Das Kinderhilfswerk Plan International setzt in einem Projekt in Tansania auf Aufklärung und die Schaffung alternativer Erwerbsmöglichkeiten, um Kinderrechte zu sichern und unterstützt arbeitende Kinder dabei, zur Schulbildung zurückzukehren oder eine Ausbildung zu machen.
Justina war zwölf Jahre alt, als sie begann in der Mine zu arbeiten. „Unsere Eltern konnten es sich nicht leisten uns mit Schulmaterialien zu unterstützen“, erzählt sie. „Um der Armut zu Hause zu entkommen, überzeugte mich eine Freundin, die als Steinbrecherin arbeitete, mich ihr in der Msasa Mine anzuschließen.“ Dafür brach das Mädchen die Schule nach der fünften Klasse ab, um von nun an Steine zu zerkleinern und in Taschen zu füllen. Einen Teil ihres Lohns behielt sie für ihren täglichen Bedarf, den Rest schickte sie nach Hause.

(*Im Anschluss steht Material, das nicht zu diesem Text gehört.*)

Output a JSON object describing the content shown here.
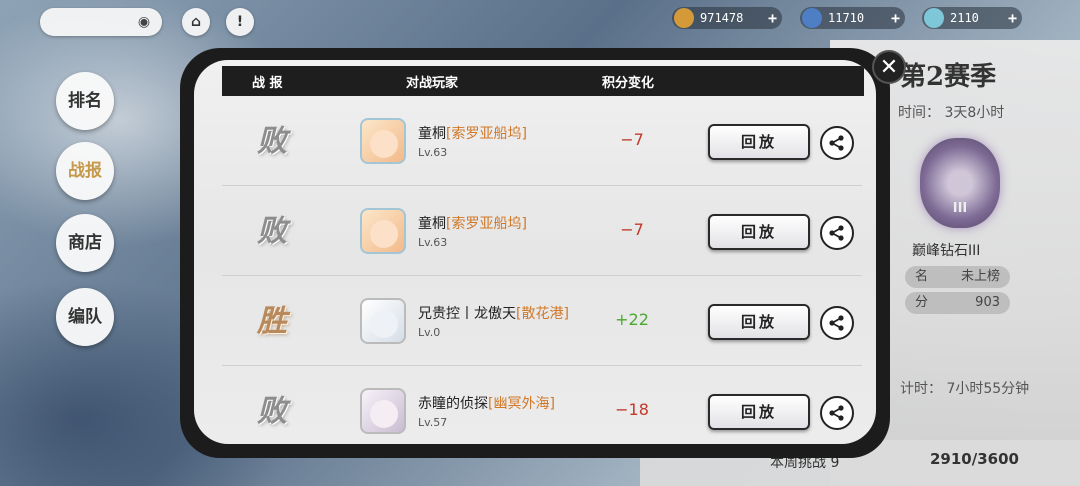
{
  "top_bar": {
    "currencies": [
      {
        "icon": "gold-coin-icon",
        "value": "971478",
        "color": "#d49a3a"
      },
      {
        "icon": "blue-crystal-icon",
        "value": "11710",
        "color": "#4e7fc4"
      },
      {
        "icon": "diamond-gem-icon",
        "value": "2110",
        "color": "#7ec7d8"
      }
    ],
    "plus": "+"
  },
  "side_nav": {
    "items": [
      {
        "label": "排名",
        "icon": "ranking-nav"
      },
      {
        "label": "战报",
        "icon": "battle-report-nav"
      },
      {
        "label": "商店",
        "icon": "shop-nav"
      },
      {
        "label": "编队",
        "icon": "formation-nav"
      }
    ]
  },
  "right_panel": {
    "season": "第2赛季",
    "time_left": "时间：  3天8小时",
    "badge_num": "III",
    "rank_name": "巅峰钻石III",
    "rank_label": "名",
    "rank_value": "未上榜",
    "score_label": "分",
    "score_value": "903",
    "countdown": "计时：  7小时55分钟",
    "battle_count": "本周挑战  9",
    "progress": "2910/3600"
  },
  "modal": {
    "headers": {
      "result": "战 报",
      "player": "对战玩家",
      "score_change": "积分变化"
    },
    "close": "✕",
    "replay_label": "回放",
    "rows": [
      {
        "result": "败",
        "outcome": "lose",
        "name": "童桐",
        "server": "[索罗亚船坞]",
        "level": "Lv.63",
        "score": "−7",
        "sign": "neg",
        "avatar": "anime-girl-orange-hair",
        "avatar_color": "#f3b98a"
      },
      {
        "result": "败",
        "outcome": "lose",
        "name": "童桐",
        "server": "[索罗亚船坞]",
        "level": "Lv.63",
        "score": "−7",
        "sign": "neg",
        "avatar": "anime-girl-orange-hair",
        "avatar_color": "#f3b98a"
      },
      {
        "result": "胜",
        "outcome": "win",
        "name": "兄贵控丨龙傲天",
        "server": "[散花港]",
        "level": "Lv.0",
        "score": "+22",
        "sign": "pos",
        "avatar": "anime-girl-silver-hair",
        "avatar_color": "#d5dde6"
      },
      {
        "result": "败",
        "outcome": "lose",
        "name": "赤瞳的侦探",
        "server": "[幽冥外海]",
        "level": "Lv.57",
        "score": "−18",
        "sign": "neg",
        "avatar": "anime-girl-white-hair",
        "avatar_color": "#e2dbe4"
      }
    ]
  }
}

In der Region Geita in Tansania ist extreme Armut weit verbreitet. Deshalb arbeiten viele Kinder, um zum Einkommen ihrer Familie beizutragen. Vor allem Kinderarbeit im Kleinbergbau zur Goldgewinnung kommt in Geita häufig vor.

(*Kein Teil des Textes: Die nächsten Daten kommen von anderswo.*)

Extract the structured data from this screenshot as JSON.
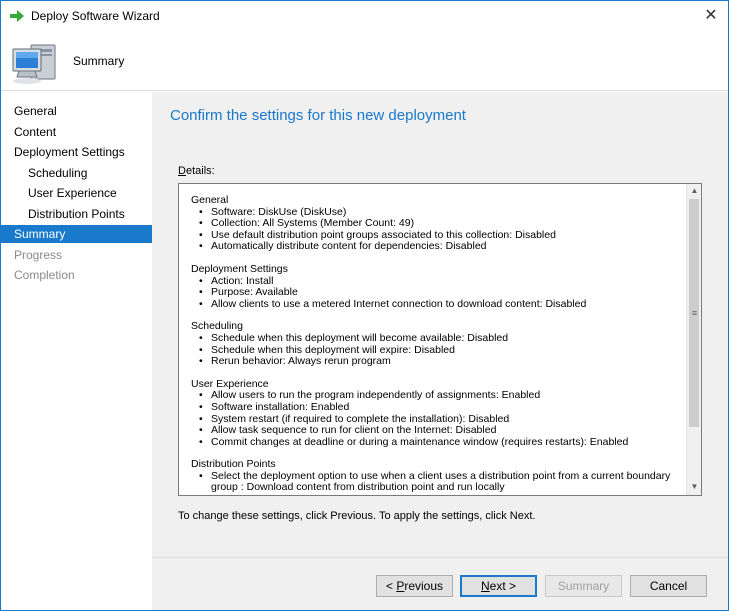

Es sind meist die Jungen, die in den Minen arbeiten. Sie verrichten dort sehr harte und gefährliche Arbeit. Mineneinstürze und Explosionen stellen eine immer präsente Gefahr für ihre Gesundheit und ihr Leben dar. Der Kontakt zu gesundheitsschädigenden Chemikalien, die schlechte Belüftung in den Minen und die Effekte von Lärm, Erschütterung und Überarbeitung stellen eine fatale Belastung für das sich noch entwickelnde Gesundheitssystem der Kinder da und können nachhaltige Schäden hinterlassen. Viele Mädchen arbeiten in den Restaurants und Bars rund um die Kleinminen. Sie arbeiten dort zum Teil bis zu 14 Stunden am Tag und sind einem hohen Risiko von Gewalt und Missbrauch ausgesetzt.
Häufig gehen die Kinder aufgrund ihrer Arbeit nicht zur Schule – der Kreislauf der Armut schließt sich.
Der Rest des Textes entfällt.